As of August 2015, that problem shows no sign of going away. Or does it?
The Swedish statute of limitations has now come into play. The charges of sexual molestation, and an additional accusation of unlawful coercion, have now been dropped against Mr Assange. The Åklagarmyndigheten was given until August 18 2015 to question him under the statute of limitations; that time has now passed. Further charges (including rape) against Mr Assange still remain, which will expire in 2020.
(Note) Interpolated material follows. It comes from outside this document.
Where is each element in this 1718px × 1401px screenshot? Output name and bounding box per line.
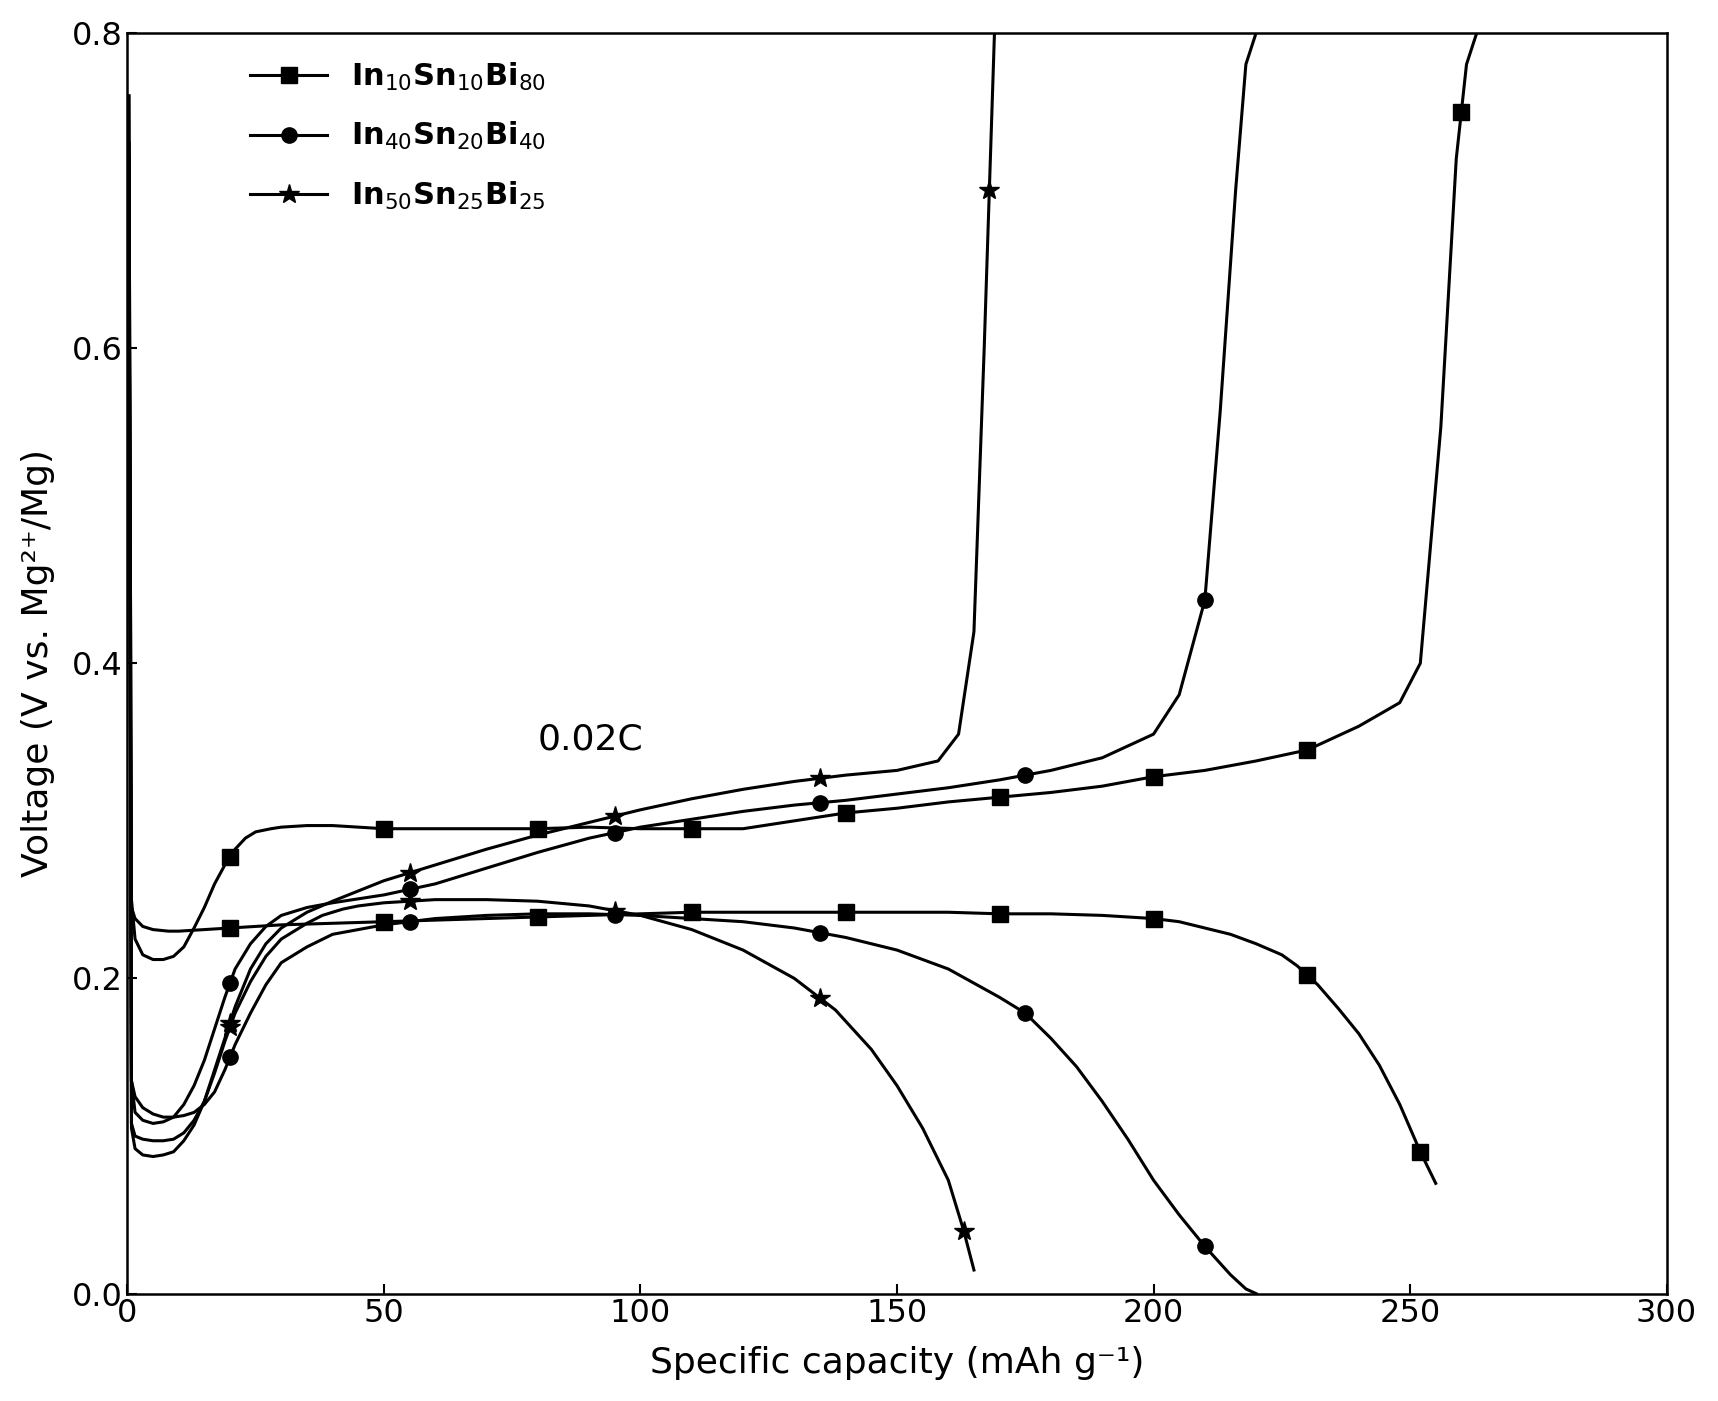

Further, the UK government has issued a formal protest to Ecuador about the impasse in Kensington. In a supplementary statement, FCO Minister Hugo Swire said of the leadership in Quito that it “must recognise that its decision to harbour Mr Assange more than three years ago has prevented the proper course of justice… It is completely unacceptable that the British taxpayer has had to foot the bill for this abuse of diplomatic relations.” Abuse of diplomatic relations it may be, but diplomatic and political asylum has a long (if unwelcome) history, and is a key principle of PIL.
Throughout, Mr Assange has always protested his innocence, and stated that the charges are politically motivated. He has offered to be formally interviewed by Swedish prosecutors in Ecuadorian territory. However, Sweden has insisted that this Swedish legal matter, that these Swedish criminal interviews and investigations are carried out in Sweden. However, under pressure to advance the investigations, Swedish prosecutors earlier this year agreed to interview Mr Assange in London, in Ecuadorian territory. Despite that, there has been a breakdown between Ecuador and Sweden regarding questioning Mr Assange. Both sides blame the other for the diplomatic impasse.
According to Swedish law, Mr Assange has yet to be formally charged. Under Swedish law, a suspect has to be questioned prior to any charges being paid against them. In this case, though, due to the demands of diplomacy, and PIL, getting access to their suspect is a barrier.
Despite this diplomatic merry go round, diplomatic relations between the three nations remain cordial and friendly. History has shown, however, that some such issues can result in long term ill will between nations. The last two centuries has seen a great deal of ill will in Latin America over what was often perceived as heavy handed interference from the United States, for example- particularly in Cuba.
The matter has been on-going for three years. When Mr Assange first sought diplomatic asylum in Ecuador, David Cameron led a Coalition government, with Nick Clegg as his Deputy, and William Hague was the unfortunate Foreign Secretary the matter was referred to. 2015 sees Mr Cameron still as Prime Minister (without the baggage of a Coalition), and the matter passed on to the new Foreign Secretary, Philip Hammond. Swedish Minister for Foreign Affairs Carl Bildt was probably relieved to hand over the Assange affair in 2014 to the current Foreign Minister, Margot Wallstrom. Similarly, outgoing Prime Minister Fredrik Reinfeldt was probably glad to leave this diplomatic issue in 2014 to his sucessor, Stefan Lofven. By contrast, Ecuador’s President has remained unchanged since 2005, being Rafael Correa, with Foreign Minister Ricardo Patino similarly still looking after the matter in Quito.
Governments come and go – but the situations and issues raised by the niceties of Public International Law will often outlast them, and be an unwelcome gift for new leaders.